The Pianist (2002)
The Pianist (2002) is one of those films that takes a certain type of director to understand the material, much like Steven Spielberg who was cautious in approaching Schindler’s’ List (1993). Here Roman Polanksi who may even have a greater understanding of the material, having grown up in Poland just before the Nazi occupation. Even being inspired by events in his own life whilst adapting the book the film’s based upon (The Pianist: The Extraordinary Story of One Man’s Survival in Warsaw, 1939-1945)
Once again the film focuses in Warsaw, which is purely coincidence, and allowing for bigger scope and allowing the audience to engage easier. Based on the biography of Wladyslaw Szpilman who thankfully survived the occupation. I knew the basic plot but not the depth if his experiences, risking his life to stay behind and leave his family who ultimately become casualties of the holocaust, yet leave a strong mark on the film. An average Jewish family who are struggling to survive under the oppressive Nazi regime that saw them moved about, stripping them of their liberties, dignity and sadly their lives. For the first half of the film, we’re surrounded by family before they are taken away.

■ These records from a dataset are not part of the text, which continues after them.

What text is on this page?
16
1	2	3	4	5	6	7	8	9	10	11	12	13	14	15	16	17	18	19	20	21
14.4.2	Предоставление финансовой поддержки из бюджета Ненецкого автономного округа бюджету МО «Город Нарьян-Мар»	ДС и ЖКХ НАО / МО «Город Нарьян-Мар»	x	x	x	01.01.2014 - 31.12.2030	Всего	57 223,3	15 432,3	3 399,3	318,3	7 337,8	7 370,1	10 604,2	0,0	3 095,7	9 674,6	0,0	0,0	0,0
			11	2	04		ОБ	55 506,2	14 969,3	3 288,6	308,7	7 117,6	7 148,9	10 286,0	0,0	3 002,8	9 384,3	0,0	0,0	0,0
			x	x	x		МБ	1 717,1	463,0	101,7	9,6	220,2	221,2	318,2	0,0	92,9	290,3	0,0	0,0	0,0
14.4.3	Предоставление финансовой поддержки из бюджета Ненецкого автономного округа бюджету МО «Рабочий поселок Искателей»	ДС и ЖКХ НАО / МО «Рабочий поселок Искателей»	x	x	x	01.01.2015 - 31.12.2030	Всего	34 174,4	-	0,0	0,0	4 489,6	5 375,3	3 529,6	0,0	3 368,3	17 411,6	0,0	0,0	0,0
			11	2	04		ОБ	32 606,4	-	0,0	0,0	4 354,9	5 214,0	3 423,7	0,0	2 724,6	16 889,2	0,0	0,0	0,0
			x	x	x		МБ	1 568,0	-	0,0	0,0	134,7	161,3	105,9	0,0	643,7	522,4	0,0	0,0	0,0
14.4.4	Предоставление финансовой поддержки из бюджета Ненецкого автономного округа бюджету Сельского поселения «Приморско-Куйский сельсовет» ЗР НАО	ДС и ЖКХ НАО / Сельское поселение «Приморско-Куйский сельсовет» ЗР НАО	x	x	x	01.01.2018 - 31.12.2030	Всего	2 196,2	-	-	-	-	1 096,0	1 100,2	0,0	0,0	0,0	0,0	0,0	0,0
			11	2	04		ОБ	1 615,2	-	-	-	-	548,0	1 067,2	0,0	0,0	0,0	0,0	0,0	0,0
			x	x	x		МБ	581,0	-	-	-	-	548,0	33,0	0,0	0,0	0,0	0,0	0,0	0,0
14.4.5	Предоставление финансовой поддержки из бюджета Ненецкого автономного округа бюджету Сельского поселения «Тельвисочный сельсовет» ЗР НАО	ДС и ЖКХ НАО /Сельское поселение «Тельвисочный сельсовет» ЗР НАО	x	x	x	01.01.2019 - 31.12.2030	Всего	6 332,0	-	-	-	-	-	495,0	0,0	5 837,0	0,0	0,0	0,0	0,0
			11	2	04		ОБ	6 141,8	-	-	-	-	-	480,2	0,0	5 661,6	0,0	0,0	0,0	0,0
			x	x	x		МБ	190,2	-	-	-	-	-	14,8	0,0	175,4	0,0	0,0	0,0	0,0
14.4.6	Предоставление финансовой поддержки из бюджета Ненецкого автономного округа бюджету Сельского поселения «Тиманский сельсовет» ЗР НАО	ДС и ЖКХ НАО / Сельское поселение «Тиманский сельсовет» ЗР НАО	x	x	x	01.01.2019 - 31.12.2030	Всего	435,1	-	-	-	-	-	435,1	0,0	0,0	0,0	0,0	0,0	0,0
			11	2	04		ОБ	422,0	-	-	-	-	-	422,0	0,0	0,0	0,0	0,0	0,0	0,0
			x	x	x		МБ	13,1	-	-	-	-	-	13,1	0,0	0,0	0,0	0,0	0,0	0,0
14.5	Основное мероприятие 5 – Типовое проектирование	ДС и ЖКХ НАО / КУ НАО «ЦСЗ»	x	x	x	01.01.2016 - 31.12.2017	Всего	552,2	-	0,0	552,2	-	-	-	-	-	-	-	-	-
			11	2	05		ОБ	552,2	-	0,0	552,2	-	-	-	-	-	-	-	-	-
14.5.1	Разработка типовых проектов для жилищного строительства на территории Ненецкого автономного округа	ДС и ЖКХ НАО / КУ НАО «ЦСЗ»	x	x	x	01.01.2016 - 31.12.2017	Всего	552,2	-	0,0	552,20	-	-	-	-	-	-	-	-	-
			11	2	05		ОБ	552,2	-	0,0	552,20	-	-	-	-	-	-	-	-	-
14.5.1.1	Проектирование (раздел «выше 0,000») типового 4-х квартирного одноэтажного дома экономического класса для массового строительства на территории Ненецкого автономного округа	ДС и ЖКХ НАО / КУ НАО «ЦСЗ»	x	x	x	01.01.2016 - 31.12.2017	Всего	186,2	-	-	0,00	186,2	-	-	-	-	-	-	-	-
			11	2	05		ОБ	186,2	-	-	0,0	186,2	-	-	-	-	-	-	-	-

With the family seemingly sent away to a work-camp we stay with Wladyslaw Szpilman (Adrien Brody) the once famed pianist now fighting for survival, having lost his way of life, wanting to escape the confines of the ghetto where the few remaining Jews are forced to work under fear of death. Once he finally escapes he has to rely on the kindness of strangers from an underground movement that sees him move from apartment to apartment, trapped for months at a time. He becomes an on looker to the awful events that destroy the town around him. For a while we become viewers ourselves of this occupation, taking a nod to Rear Window (1954) that confines your view to one room as the action unfolds on the streets.
Thankfully under a barrage of attack he escapes to ruined streets where he finds shelter and friendship in a sympathizing Nazi Captain Wilm Hosenfeld (Thomas Kretschmann) who from seeing his talent for the ivories allows him to hide in safety, knowing that the war is in its twilight, killing another Jew would doing nothing to help the effort. It seems as though however bound he was to duty, the ideals of the Nazi’s were wanning by the end of the war, it was fear that kept them going.
The film is rich in detail, not wanting to drop a line of the original text, it feels so vital to telling this tale with truth and honesty that is hard not to shed a tear or two whilst watching this film. A creative man who wants to play, yet in such a dangerous climate is unable to express himself. It’s this expression that ultimately saves his life. A talent that in a time is expendable, only a few would be kept to entertain the enemy. Wladyslaw Szpilman was a very lucky individuals whose trust in others paid off, without resorting to Hollywood schmaltz that films resort to, instead it was the kindness of humanity and strangers that saw this man to survive.